Nur in diesen Fällen ist die Insolvenz in Eigenverwaltung möglich

Insolvenz: Mit der Eigenverwaltung behalten Betroffene die Kontrolle über das Vermögen.
Insolvenz: Mit der Eigenverwaltung behalten Betroffene die Kontrolle über das Vermögen.

Betroffene erhoffen sich durch die Insolvenz in Eigenverwaltung noch die Sanierung des Unternehmens. Ohne weiteres steht dieser Weg aber nicht jedem offen. Zunächst sei gesagt, dass diese Art des Insolvenzverfahrens nicht bei der Verbraucherinsolvenz infrage kommt.

Normalerweise wird bei einer Insolvenz ein Insolvenzverwalter mit der Verwaltung und Verwertung des Vermögens beauftragt. Der Schuldner kann nicht mehr selbst über sein Vermögen (oder im Falle einer Unternehmensinsolvenz über das der Firma) verfügen.

Bei einem Insolvenzplanverfahren in Eigenverwaltung gibt es keinen Insolvenzverwalter, wohl aber einen Sachverwalter, der das Verfahren beaufsichtigt. Der Schuldner behält dabei die Befugnis, über das Vermögen zu verfügen.

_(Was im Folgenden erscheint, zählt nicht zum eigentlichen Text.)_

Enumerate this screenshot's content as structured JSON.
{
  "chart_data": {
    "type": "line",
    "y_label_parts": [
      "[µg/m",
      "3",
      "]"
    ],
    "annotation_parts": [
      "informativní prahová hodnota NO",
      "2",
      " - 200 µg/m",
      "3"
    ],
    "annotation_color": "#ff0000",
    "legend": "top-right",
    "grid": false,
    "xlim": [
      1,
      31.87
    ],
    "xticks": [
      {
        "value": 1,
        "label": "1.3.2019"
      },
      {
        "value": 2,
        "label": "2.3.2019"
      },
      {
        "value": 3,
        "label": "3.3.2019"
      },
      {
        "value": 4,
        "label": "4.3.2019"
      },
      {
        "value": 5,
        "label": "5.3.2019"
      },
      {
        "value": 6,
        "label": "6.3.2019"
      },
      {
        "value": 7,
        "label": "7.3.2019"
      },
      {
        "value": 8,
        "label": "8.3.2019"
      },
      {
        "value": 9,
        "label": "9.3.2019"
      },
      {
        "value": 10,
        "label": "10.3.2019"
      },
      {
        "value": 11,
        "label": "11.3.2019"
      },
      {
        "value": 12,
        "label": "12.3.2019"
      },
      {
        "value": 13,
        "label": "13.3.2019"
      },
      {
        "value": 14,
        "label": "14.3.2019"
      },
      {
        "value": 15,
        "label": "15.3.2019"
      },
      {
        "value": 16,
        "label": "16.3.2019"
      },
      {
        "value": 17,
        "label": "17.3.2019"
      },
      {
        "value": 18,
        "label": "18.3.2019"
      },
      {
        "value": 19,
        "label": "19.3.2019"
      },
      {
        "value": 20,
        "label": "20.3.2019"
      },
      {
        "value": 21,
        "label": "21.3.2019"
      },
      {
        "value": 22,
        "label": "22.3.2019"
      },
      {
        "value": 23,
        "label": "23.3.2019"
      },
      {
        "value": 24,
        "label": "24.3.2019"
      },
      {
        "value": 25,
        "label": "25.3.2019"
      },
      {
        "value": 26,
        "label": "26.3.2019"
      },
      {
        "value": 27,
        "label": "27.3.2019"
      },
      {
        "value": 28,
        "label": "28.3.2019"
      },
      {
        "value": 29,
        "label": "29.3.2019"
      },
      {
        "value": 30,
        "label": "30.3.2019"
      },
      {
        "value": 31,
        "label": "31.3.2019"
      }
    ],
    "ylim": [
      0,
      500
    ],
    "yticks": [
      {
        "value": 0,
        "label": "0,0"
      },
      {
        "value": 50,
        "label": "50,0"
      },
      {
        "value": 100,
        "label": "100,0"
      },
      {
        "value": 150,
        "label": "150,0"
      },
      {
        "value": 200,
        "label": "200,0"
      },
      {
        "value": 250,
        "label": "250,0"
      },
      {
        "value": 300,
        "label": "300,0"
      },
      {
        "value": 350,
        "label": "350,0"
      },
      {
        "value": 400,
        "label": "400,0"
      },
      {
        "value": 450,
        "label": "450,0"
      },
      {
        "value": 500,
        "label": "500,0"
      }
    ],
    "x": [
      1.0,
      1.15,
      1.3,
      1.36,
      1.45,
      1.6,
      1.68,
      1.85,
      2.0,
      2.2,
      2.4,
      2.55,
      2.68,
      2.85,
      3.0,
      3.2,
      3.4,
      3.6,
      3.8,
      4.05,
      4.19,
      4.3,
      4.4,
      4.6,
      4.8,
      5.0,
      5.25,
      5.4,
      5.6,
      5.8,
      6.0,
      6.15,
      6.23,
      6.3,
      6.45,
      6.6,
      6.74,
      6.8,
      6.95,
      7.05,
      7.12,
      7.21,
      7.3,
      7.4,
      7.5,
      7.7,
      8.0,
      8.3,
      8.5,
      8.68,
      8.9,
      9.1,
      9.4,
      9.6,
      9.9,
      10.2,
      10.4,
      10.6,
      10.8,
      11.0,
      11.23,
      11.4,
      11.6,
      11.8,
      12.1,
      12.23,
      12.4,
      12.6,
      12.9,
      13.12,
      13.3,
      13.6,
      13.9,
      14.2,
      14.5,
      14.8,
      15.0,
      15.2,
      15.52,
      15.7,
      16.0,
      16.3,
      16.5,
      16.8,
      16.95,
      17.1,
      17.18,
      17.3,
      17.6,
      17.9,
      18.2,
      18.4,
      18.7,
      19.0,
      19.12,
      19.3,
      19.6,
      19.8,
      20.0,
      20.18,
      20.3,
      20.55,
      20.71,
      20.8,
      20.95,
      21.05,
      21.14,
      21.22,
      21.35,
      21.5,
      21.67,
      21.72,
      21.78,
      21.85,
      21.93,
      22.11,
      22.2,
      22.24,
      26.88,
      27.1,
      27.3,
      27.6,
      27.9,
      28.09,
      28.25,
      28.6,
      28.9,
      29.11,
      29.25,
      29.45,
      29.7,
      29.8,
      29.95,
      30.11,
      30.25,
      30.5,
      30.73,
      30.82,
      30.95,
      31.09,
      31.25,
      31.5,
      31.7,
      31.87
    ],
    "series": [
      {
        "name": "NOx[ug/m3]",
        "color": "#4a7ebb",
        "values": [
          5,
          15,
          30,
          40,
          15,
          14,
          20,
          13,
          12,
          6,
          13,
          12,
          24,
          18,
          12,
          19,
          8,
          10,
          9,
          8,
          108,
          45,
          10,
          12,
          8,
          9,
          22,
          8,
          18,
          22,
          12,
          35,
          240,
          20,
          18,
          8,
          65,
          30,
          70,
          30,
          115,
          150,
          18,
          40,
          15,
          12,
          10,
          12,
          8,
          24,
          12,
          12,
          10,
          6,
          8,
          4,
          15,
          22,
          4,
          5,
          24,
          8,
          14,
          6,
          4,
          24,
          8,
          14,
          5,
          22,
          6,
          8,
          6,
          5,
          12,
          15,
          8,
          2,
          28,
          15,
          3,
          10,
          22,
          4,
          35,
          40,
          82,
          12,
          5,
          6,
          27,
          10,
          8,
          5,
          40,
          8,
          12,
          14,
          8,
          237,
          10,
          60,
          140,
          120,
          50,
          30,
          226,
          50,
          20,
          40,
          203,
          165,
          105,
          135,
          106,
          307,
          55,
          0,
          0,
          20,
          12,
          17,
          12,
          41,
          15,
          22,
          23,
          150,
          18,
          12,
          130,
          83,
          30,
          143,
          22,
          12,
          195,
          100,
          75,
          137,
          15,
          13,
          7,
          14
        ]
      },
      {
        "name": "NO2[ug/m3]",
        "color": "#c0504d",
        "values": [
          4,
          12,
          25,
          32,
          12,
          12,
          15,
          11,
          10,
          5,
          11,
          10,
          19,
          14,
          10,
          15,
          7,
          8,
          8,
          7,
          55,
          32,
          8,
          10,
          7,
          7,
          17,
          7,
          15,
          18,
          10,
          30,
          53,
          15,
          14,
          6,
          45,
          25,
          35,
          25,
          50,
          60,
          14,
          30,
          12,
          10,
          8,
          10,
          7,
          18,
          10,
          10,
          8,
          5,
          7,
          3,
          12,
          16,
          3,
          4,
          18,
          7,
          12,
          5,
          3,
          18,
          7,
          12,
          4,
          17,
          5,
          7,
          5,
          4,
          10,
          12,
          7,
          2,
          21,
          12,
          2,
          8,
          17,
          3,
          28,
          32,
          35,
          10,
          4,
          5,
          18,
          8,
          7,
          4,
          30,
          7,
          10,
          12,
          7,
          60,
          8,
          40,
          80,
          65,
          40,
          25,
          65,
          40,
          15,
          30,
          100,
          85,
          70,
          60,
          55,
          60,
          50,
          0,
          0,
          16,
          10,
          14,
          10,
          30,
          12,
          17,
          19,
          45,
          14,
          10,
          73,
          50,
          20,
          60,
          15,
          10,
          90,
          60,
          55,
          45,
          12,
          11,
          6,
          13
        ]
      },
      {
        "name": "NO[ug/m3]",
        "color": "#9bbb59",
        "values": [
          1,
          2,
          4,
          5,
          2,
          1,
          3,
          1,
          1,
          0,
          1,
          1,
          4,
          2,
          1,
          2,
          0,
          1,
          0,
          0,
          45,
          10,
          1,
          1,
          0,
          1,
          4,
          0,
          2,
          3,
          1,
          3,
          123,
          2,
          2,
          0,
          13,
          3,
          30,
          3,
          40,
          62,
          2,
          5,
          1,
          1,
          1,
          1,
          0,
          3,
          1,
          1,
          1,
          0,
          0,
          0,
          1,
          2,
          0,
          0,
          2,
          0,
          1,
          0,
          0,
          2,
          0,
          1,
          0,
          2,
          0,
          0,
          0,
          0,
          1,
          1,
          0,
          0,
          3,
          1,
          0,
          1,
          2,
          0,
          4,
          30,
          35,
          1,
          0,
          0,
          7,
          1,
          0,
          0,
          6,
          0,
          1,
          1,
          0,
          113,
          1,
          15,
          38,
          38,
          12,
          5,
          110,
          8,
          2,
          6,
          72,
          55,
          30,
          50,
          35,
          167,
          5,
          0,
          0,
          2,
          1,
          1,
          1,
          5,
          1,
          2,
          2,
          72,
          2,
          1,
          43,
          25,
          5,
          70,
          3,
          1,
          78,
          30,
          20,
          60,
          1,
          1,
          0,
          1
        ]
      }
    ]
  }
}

Gemäß § 270 der Insolvenzordnung (InsO) ist das Verfahren nur dann in Eigenverwaltung möglich, wenn ein Gericht eine entsprechende Anordnung erteilt. Und zu dieser kann es nur kommen, wenn …

  • ein Antrag gestellt wurde und
  • nicht zu erwarten ist, dass die Gläubiger dadurch benachteiligt werden.

Allerdings muss dem Gericht auch ersichtlich sein, dass „die angestrebte Sanierung nicht offensichtlich aussichtslos ist“ (§ 270b Abs. 1 Satz 1 InsO). Deshalb kommt die Eigenverwaltung nur bei drohender Zahlungsunfähigkeit und Überschuldung infrage. Dass die Sanierung nicht aussichtslos ist, muss durch einen Experten bescheinigt werden (ein im Insolvenzrecht versierter Steuerberater, Wirtschaftsprüfer oder Rechtsanwalt).

Außerdem hat auch der Gläubigerausschuss noch ein Wörtchen mitzureden. Dieser muss der Insolvenz in Eigenverwaltung einstimmig zustimmen. Tut er das nicht bzw. lehnt das Gericht den Antrag ab, muss eine Begründung folgen.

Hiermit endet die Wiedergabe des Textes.